Don’t Forget Adaptation

The Economist, normally not exactly the best source of information in the area of climate change, published an article really worth reading. It begins with some interesting remarks on Cancún:

ON NOVEMBER 29th representatives of countries from around the world will gather in Cancún, Mexico, for the first high-level climate talks since those in Copenhagen last December. The organisers hope the meeting in Mexico, unlike the one in Denmark, will be unshowy but solid, leading to decisions about finance, forestry and technology transfer that will leave the world better placed to do something about global warming. Incremental progress is possible, but continued deadlock is likelier. What is out of reach, as at Copenhagen, is agreement on a plausible programme for keeping climate change in check.

The actual theme of the text is adaptation to climate change. It is a very long list of possible impacts of global warming and ways of adapting to them. The author rightly notes that adaptation has not really been en vogue in the climate debate so far. Yet it is very unlikely that we can stop the warming of the atmosphere abruptly.

The fight to limit global warming to easily tolerated levels is thus over. Analysts who have long worked on adaptation to climate change—finding ways to live with scarcer water, higher peak temperatures, higher sea levels and weather patterns at odds with those under which today’s settled patterns of farming developed—are starting to see their day in the uncomfortably hot sun. That such measures cannot protect everyone from all harm that climate change may bring does not mean that they should be ignored. On the contrary, they are sorely needed.

What we can do? According to The Economist’s author, much of the adaptation measures will be done by people “for themselves”. But there is a need for state action as well. People cannot provide for some measures on their own account – e.g. for flood barriers. Furthermore, there is a big role to play for the health system. Functioning markets (especially insurance markets) and more wealth in the developing world would be helpful as well.

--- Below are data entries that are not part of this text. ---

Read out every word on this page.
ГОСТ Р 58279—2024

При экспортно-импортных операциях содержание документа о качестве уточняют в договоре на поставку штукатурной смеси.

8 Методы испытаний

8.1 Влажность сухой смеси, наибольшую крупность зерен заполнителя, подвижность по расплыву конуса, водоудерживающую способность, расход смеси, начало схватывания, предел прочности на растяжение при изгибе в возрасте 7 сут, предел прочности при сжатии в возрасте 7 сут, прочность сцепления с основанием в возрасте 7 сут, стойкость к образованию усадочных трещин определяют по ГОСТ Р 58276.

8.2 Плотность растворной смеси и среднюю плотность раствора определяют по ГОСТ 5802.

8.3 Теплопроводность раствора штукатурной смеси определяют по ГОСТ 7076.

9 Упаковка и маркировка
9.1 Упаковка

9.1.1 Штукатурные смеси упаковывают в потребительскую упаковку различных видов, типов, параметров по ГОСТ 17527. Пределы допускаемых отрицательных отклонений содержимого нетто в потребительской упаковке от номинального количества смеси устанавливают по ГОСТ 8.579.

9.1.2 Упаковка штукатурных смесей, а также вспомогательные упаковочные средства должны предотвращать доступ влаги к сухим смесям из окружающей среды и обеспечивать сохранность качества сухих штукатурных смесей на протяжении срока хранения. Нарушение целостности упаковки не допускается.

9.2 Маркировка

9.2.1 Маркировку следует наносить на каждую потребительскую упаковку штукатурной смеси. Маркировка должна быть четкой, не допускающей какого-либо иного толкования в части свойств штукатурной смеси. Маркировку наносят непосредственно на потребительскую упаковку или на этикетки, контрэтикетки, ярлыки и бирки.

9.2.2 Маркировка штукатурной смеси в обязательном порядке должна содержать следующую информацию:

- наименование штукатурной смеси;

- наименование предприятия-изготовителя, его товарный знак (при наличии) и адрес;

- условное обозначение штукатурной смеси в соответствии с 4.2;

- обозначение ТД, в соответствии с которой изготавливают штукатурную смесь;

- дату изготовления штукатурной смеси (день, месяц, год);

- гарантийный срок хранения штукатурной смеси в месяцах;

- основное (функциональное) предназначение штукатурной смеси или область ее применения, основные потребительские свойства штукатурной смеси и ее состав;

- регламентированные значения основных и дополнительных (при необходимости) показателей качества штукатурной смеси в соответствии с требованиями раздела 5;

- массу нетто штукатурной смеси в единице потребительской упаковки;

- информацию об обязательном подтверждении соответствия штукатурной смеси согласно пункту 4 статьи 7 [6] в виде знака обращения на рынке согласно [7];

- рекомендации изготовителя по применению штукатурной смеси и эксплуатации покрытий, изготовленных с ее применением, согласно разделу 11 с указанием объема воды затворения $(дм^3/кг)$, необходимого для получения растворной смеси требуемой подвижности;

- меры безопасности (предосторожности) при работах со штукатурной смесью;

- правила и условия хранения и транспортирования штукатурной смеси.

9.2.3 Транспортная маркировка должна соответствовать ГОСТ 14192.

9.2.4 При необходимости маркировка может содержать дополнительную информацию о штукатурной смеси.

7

The author is concluding with a call for the developed world to provide finance and technology transfer as well as example:

The poorest countries all have wish-lists for adaptation funding, drawn up in the UN climate-convention process of which the Copenhagen and Cancún meetings are part. Money and know-how are essential, but so is example. Rich countries can show, through their own programmes for flood defence, zoning laws, sewerage and so on that adaptation must be part of the mainstream of political and economic life, not an eccentric and marginal idea. Adaptation by and for the poor alone is likely to be poor adaptation.

Of course, it is not a call to forget about mitigation and concentrate only on adaptation. The author is admitting that, according to scientists, adaptation can ease the problem at the most. But the message is: we shouldn’t forget about adaptation as well. Especially since it cannot be helped the poor people in this world by mitigating further global warming only. They are now suffering from what is ongoing already.